山ちゃん、生きてたんだね。
4月1日付で地域戦略部に異動して以来、目まぐるしい日々が続いていた俺だが、ようやく一息つける週末がやってきた。
天気もいいし、久々にK1(高野山付近にある峠道)でも流してみるか――そう思い立った俺は、CB650R E-clutchに火を入れた。
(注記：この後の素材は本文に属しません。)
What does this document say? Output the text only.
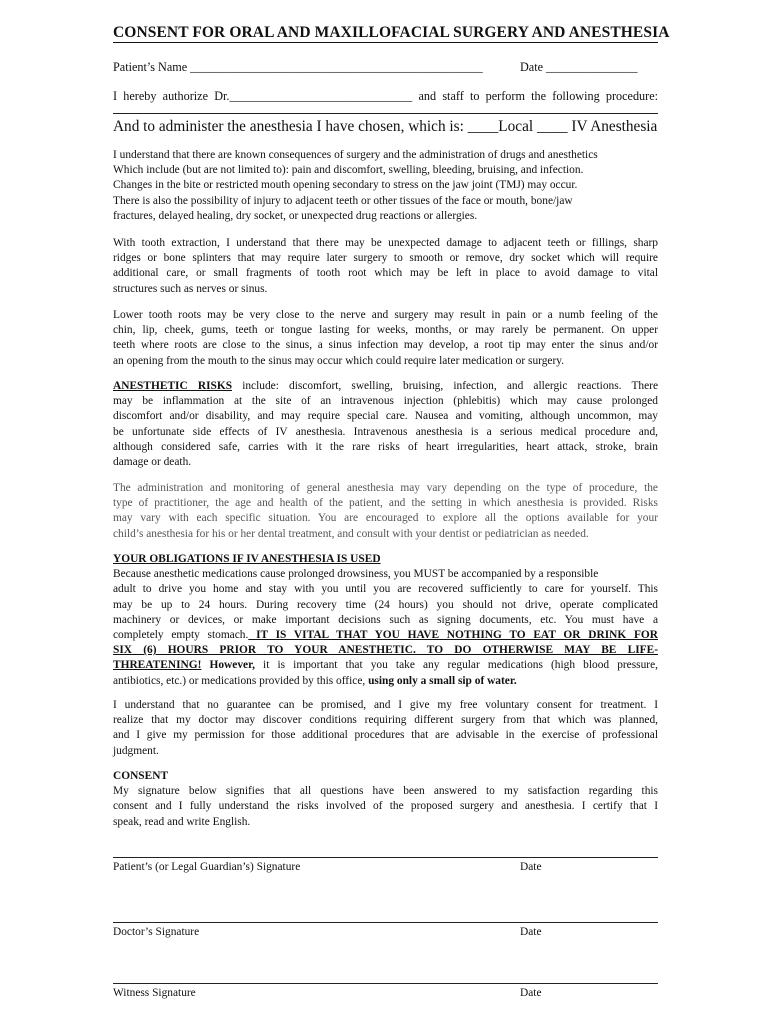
CONSENT FOR ORAL AND MAXILLOFACIAL SURGERY AND ANESTHESIA
Patient’s Name ________________________________________________	Date _______________
I hereby authorize Dr.______________________________ and staff to perform the following procedure:
And to administer the anesthesia I have chosen, which is: ____Local ____ IV Anesthesia
I understand that there are known consequences of surgery and the administration of drugs and anesthetics
Which include (but are not limited to): pain and discomfort, swelling, bleeding, bruising, and infection.
Changes in the bite or restricted mouth opening secondary to stress on the jaw joint (TMJ) may occur.
There is also the possibility of injury to adjacent teeth or other tissues of the face or mouth, bone/jaw
fractures, delayed healing, dry socket, or unexpected drug reactions or allergies.
With tooth extraction, I understand that there may be unexpected damage to adjacent teeth or fillings, sharp
ridges or bone splinters that may require later surgery to smooth or remove, dry socket which will require
additional care, or small fragments of tooth root which may be left in place to avoid damage to vital
structures such as nerves or sinus.
Lower tooth roots may be very close to the nerve and surgery may result in pain or a numb feeling of the
chin, lip, cheek, gums, teeth or tongue lasting for weeks, months, or may rarely be permanent. On upper
teeth where roots are close to the sinus, a sinus infection may develop, a root tip may enter the sinus and/or
an opening from the mouth to the sinus may occur which could require later medication or surgery.
ANESTHETIC RISKS include: discomfort, swelling, bruising, infection, and allergic reactions. There
may be inflammation at the site of an intravenous injection (phlebitis) which may cause prolonged
discomfort and/or disability, and may require special care. Nausea and vomiting, although uncommon, may
be unfortunate side effects of IV anesthesia. Intravenous anesthesia is a serious medical procedure and,
although considered safe, carries with it the rare risks of heart irregularities, heart attack, stroke, brain
damage or death.
The administration and monitoring of general anesthesia may vary depending on the type of procedure, the
type of practitioner, the age and health of the patient, and the setting in which anesthesia is provided. Risks
may vary with each specific situation. You are encouraged to explore all the options available for your
child’s anesthesia for his or her dental treatment, and consult with your dentist or pediatrician as needed.
YOUR OBLIGATIONS IF IV ANESTHESIA IS USED
Because anesthetic medications cause prolonged drowsiness, you MUST be accompanied by a responsible
adult to drive you home and stay with you until you are recovered sufficiently to care for yourself. This
may be up to 24 hours. During recovery time (24 hours) you should not drive, operate complicated
machinery or devices, or make important decisions such as signing documents, etc. You must have a
completely empty stomach. IT IS VITAL THAT YOU HAVE NOTHING TO EAT OR DRINK FOR
SIX (6) HOURS PRIOR TO YOUR ANESTHETIC. TO DO OTHERWISE MAY BE LIFE-
THREATENING! However, it is important that you take any regular medications (high blood pressure,
antibiotics, etc.) or medications provided by this office, using only a small sip of water.
I understand that no guarantee can be promised, and I give my free voluntary consent for treatment. I
realize that my doctor may discover conditions requiring different surgery from that which was planned,
and I give my permission for those additional procedures that are advisable in the exercise of professional
judgment.
CONSENT
My signature below signifies that all questions have been answered to my satisfaction regarding this
consent and I fully understand the risks involved of the proposed surgery and anesthesia. I certify that I
speak, read and write English.
Patient’s (or Legal Guardian’s) Signature	Date
Doctor’s Signature	Date
Witness Signature	Date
4月にしては結構肌寒く、K1に向かう道中でもすれ違うバイクはわずかだった。
やがて、K1のライダー休憩所が近づいてくる。
そこにいたのは、お馴染み、芸人ミヤゾンそっくりな、Kawasaki Ninja ZX-25R乗りの、あの森君だった。
俺は、おもむろに森君のバイクの横にCBを停める。
「よお、森君、久しぶり!」
森君はちょっとびっくりした顔をして、ワンテンポ置いてから叫んだ。
「山ちゃん、生きてたんだね!きっと、バイクで事故って死んだんだと思ってたよ!」
「なんだよ、藪から棒に。仕事が忙しくて、ちょっと来れなかっただけだって。」
「だって山ちゃん、おじさんのくせにバカだから、絶対死んだと思ったもん。」
「おいおい、ずいぶんな言い草だな。」
俺は苦笑いしながら、森君の人懐こさに何度も救われたことを思い出していた。